In fact, the problem I have with longer work is that it eventually requires me to KNOW how everyone gets from point A to point B to point C and when, during the writing process, I finally do know, I usually lose interest.

Wes said...

Please, please, PLEASE?????? Can I attend the next one?

green_knight said...

Tinlizzie,
have you ever tried writing strictly in order? I find sometimes the momentum of 'I really want to write this scene' is a great motivator to write the ones that are chewier, for whatever reason.

Edittorrent said...

I don't know why, but the blog has stopped emailing me notices of comments. Popped over this evening and was stunned to find people have been discussing this post. Eep!

Leona, I think "plotter v. pantser" is a somewhat superficial distinction because I think we all have *some* notion of what we'll write before we write it. This post was attempting to get at an understanding of how much we might need, or what kinds of things we might need, or what we might feel comfortable discovering along the way.

Alex, I also have to have the first few pieces nailed together pretty firmly before I can wade into the rest of the book. It's like a security blanket. No matter how lost I get in the middle, I can always look back over that opening and know that some part of the story works in some ways.

Alicia and Wes, I'm a guest at these retreats. I just hope they never stop inviting me! I'm telling you, the dynamic in this group is about as good as it can be. I feel fortunate to be part of it (even if my part seems to be to parrot "Why" over and over).

Tinlizzie, this is not uncommon with character-driven authors. The best cure seems to be to write fast, if you can, and be open to tossing out entire chunks of plot and discovering new possibilities in subsequent drafts.

Theresa

green_knight said...

I think we all have *some* notion of what we'll write before we write it

Theresa, not much.

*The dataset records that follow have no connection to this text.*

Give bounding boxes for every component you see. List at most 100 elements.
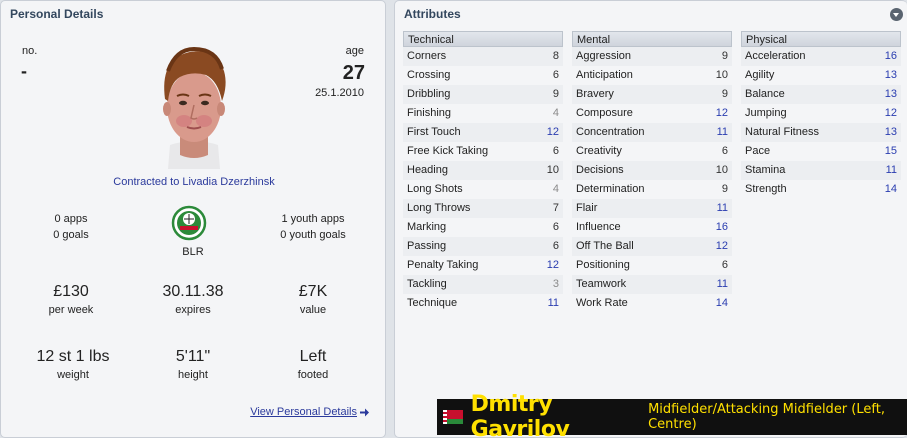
attribute-name: Composure xyxy=(576,107,633,119)
attribute-name: Free Kick Taking xyxy=(407,145,489,157)
technical-heading: Technical xyxy=(403,31,563,47)
player-position: Midfielder/Attacking Midfielder (Left, C… xyxy=(648,402,885,432)
attribute-row[interactable]: Influence 16 xyxy=(572,218,732,237)
attribute-row[interactable]: Determination 9 xyxy=(572,180,732,199)
attribute-value: 10 xyxy=(546,164,559,176)
attribute-name: Corners xyxy=(407,50,447,62)
attribute-name: Long Throws xyxy=(407,202,471,214)
attribute-row[interactable]: Decisions 10 xyxy=(572,161,732,180)
attribute-row[interactable]: Long Throws 7 xyxy=(403,199,563,218)
attribute-name: Teamwork xyxy=(576,278,627,290)
attribute-value: 10 xyxy=(715,69,728,81)
youth-apps-count: 1 youth apps xyxy=(281,213,345,225)
contract-club-link[interactable]: Contracted to Livadia Dzerzhinsk xyxy=(1,176,387,188)
attribute-row[interactable]: Work Rate 14 xyxy=(572,294,732,313)
attribute-value: 16 xyxy=(884,50,897,62)
player-name: Dmitry Gavrilov xyxy=(470,392,570,438)
attribute-row[interactable]: Natural Fitness 13 xyxy=(741,123,901,142)
attribute-row[interactable]: Pace 15 xyxy=(741,142,901,161)
attribute-row[interactable]: Jumping 12 xyxy=(741,104,901,123)
attribute-value: 7 xyxy=(552,202,559,214)
attribute-value: 6 xyxy=(721,259,728,271)
attribute-value: 11 xyxy=(716,126,728,138)
attribute-row[interactable]: Composure 12 xyxy=(572,104,732,123)
no-label: no. xyxy=(22,45,38,57)
attribute-value: 13 xyxy=(884,88,897,100)
attribute-row[interactable]: Long Shots 4 xyxy=(403,180,563,199)
attribute-name: Marking xyxy=(407,221,447,233)
attribute-row[interactable]: Crossing 6 xyxy=(403,66,563,85)
panel-title-attributes: Attributes xyxy=(404,7,461,21)
attribute-row[interactable]: Penalty Taking 12 xyxy=(403,256,563,275)
arrow-right-icon xyxy=(360,408,369,416)
attribute-value: 15 xyxy=(884,145,897,157)
attribute-name: Balance xyxy=(745,88,785,100)
attribute-row[interactable]: Stamina 11 xyxy=(741,161,901,180)
value-label: value xyxy=(299,304,327,316)
attribute-value: 11 xyxy=(885,164,897,176)
attribute-row[interactable]: Teamwork 11 xyxy=(572,275,732,294)
attribute-name: Jumping xyxy=(745,107,787,119)
player-face-image xyxy=(163,46,226,169)
mental-list: Aggression 9 Anticipation 10 Bravery 9 Composu… xyxy=(572,47,732,313)
attribute-value: 12 xyxy=(546,259,559,271)
attribute-row[interactable]: Creativity 6 xyxy=(572,142,732,161)
technical-column: Technical Corners 8 Crossing 6 Dribbling 9 Fin… xyxy=(403,31,563,313)
attribute-row[interactable]: Off The Ball 12 xyxy=(572,237,732,256)
attribute-name: Positioning xyxy=(576,259,630,271)
attribute-value: 6 xyxy=(552,240,559,252)
attribute-row[interactable]: Flair 11 xyxy=(572,199,732,218)
panel-title-personal: Personal Details xyxy=(10,7,104,21)
player-name-bar: Dmitry Gavrilov Midfielder/Attacking Mid… xyxy=(437,392,907,438)
attribute-row[interactable]: Heading 10 xyxy=(403,161,563,180)
view-personal-details-label: View Personal Details xyxy=(250,406,357,418)
youth-goals-count: 0 youth goals xyxy=(280,229,346,241)
attribute-row[interactable]: Free Kick Taking 6 xyxy=(403,142,563,161)
attribute-value: 9 xyxy=(721,50,728,62)
attribute-row[interactable]: Balance 13 xyxy=(741,85,901,104)
attribute-row[interactable]: Aggression 9 xyxy=(572,47,732,66)
attribute-value: 6 xyxy=(552,69,559,81)
attribute-name: Decisions xyxy=(576,164,624,176)
belarus-flag-icon xyxy=(443,410,463,424)
attribute-row[interactable]: First Touch 12 xyxy=(403,123,563,142)
attribute-row[interactable]: Corners 8 xyxy=(403,47,563,66)
attribute-value: 6 xyxy=(552,221,559,233)
physical-list: Acceleration 16 Agility 13 Balance 13 Jumping 1… xyxy=(741,47,901,199)
attribute-row[interactable]: Concentration 11 xyxy=(572,123,732,142)
weight-label: weight xyxy=(57,369,89,381)
attribute-name: Aggression xyxy=(576,50,632,62)
attribute-row[interactable]: Technique 11 xyxy=(403,294,563,313)
chevron-down-icon[interactable] xyxy=(890,8,903,21)
attribute-name: Off The Ball xyxy=(576,240,634,252)
apps-count: 0 apps xyxy=(54,213,88,225)
view-personal-details-link[interactable]: View Personal Details xyxy=(250,406,369,418)
attribute-name: Bravery xyxy=(576,88,614,100)
attribute-row[interactable]: Agility 13 xyxy=(741,66,901,85)
attribute-row[interactable]: Marking 6 xyxy=(403,218,563,237)
attribute-value: 14 xyxy=(884,183,897,195)
attribute-value: 8 xyxy=(552,50,559,62)
attribute-name: Flair xyxy=(576,202,598,214)
attribute-value: 9 xyxy=(721,183,728,195)
attribute-row[interactable]: Passing 6 xyxy=(403,237,563,256)
height-value: 5'11" xyxy=(175,348,211,365)
attribute-row[interactable]: Strength 14 xyxy=(741,180,901,199)
attribute-name: Dribbling xyxy=(407,88,451,100)
attribute-row[interactable]: Finishing 4 xyxy=(403,104,563,123)
attribute-name: Natural Fitness xyxy=(745,126,819,138)
attribute-name: Strength xyxy=(745,183,787,195)
age-value: 27 xyxy=(342,62,365,84)
expires-label: expires xyxy=(175,304,211,316)
attribute-row[interactable]: Positioning 6 xyxy=(572,256,732,275)
attribute-row[interactable]: Bravery 9 xyxy=(572,85,732,104)
attribute-value: 14 xyxy=(715,297,728,309)
goals-count: 0 goals xyxy=(53,229,89,241)
attribute-row[interactable]: Tackling 3 xyxy=(403,275,563,294)
attribute-row[interactable]: Acceleration 16 xyxy=(741,47,901,66)
no-value: - xyxy=(21,61,27,81)
attribute-row[interactable]: Dribbling 9 xyxy=(403,85,563,104)
attribute-row[interactable]: Anticipation 10 xyxy=(572,66,732,85)
attribute-value: 9 xyxy=(721,88,728,100)
attribute-value: 13 xyxy=(884,126,897,138)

What you describe is a lot more information than I've ever gathered before I started to write a book; I literally mean that I start with a character with an immediate problem, and go 'who are they? What are they doing here?

The only one that's different is the one where I knew it would be a murder mystery and had the reason behind the murder, so I had to look around for suitable POV characters, but the next thing that happened was... completely up to them.

I know there are people who are the exact opposite of me in this, but every time I try to plan ahead I get clichees. If I let the characters have their heads, I get much more interesting ideas.

Heather Day Gilbert said...

I've read about type 3--maybe a more tactile sort of person? But I'm probably more type 2. I've got the plot loosely structured, the main characters well-developed, now I just start writing to see how to get to those major plot points. Enjoyed this post!

Matthew Wright said...

A lot of these issues and techniques apply to non-fiction as well, particularly writing to structure vs writing by the 'feel of it'. I write both fic and non-fic, and find the techniques vary depending on the intended content, theme, and the mood. But always to a structure.